An Air India plane crashed while landing at a notoriously tricky airport — here's why 'tabletop' runways can be so treacherous
- An Air India Express plane carrying 190 people crashed on Friday while landing at Calicut International Airport in India.
- The plane overshot the runway, then fell 30 feet into a valley.
- Calicut Airport has what's called a "tabletop runway," which sits at the top of a hill, plateau, or mountain, with steep drop-offs at either end.
An Air India Express flight crashed in Calicut, India on Friday, overshooting the runway while landing. At least 16 people have died, including both pilots. and 123 are injured.
The plane, a Boeing 737-800, continued off the end of the runway and fell down 30 feet into a valley, breaking into two pieces.
The flight, operating as Air India Express Flight 1344, was coming from Dubai in the United Arab Emirates. The flight was part of the Vande Bharat mission to repatriate Indian residents stranded abroad by the COVID-19 pandemic. The 190 people aboard included 174 passengers — 10 of them infants — and six crew members.
Calicut International Airport, located in Kerala, India, is a famously tricky airport for pilots.

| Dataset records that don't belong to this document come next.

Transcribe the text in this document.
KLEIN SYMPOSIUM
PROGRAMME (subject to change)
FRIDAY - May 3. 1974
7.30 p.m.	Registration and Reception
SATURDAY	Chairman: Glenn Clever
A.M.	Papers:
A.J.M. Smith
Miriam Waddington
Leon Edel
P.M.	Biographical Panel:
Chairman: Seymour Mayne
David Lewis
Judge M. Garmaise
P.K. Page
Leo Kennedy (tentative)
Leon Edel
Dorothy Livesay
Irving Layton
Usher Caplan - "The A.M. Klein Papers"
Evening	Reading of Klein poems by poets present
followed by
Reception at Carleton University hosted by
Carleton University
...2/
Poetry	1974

The airport's single runway is what's known as a "tabletop runway," the sort built atop a hill, plateau, or mountain, with steep drop-offs past both ends. These leave little margin for error and severely penalize mistakes. Moreover, they can create an optical illusion for pilots, appearing to continue on and on despite giving way to the cliff.
The runway at Calicut, 10/28 — like all airport runways, it is named for the compass direction it faces, and can facilitate takeoffs and landings in either direction depending on winds — is 9,300 feet long, with fall-offs at both ends.
While that is typically long enough to manage larger aircraft including wide-body Boeing 747 and 777 jets, the reduced margin for error, combined with poor visibility conditions, can be hazardous even for smaller planes like the 737.
Friday's crash occurred at about 7:45 p.m. local time, in dark conditions during heavy rain, according to Cirium, a civil aviation database. Tracking data indicated that Friday's flight attempted to land once but aborted the approach at the last minute, went around for a second attempt, then crashed.
A similar crash occurred at Mangalore International Airport in India — another tabletop runway — in May 2010. That case involved a Boeing 737-800 operated from Dubai by Air India Express, which overshot the runway while landing and fell down a hill, bursting into flames. Of 166 passengers and crew aboard Flight 812, 158 were killed.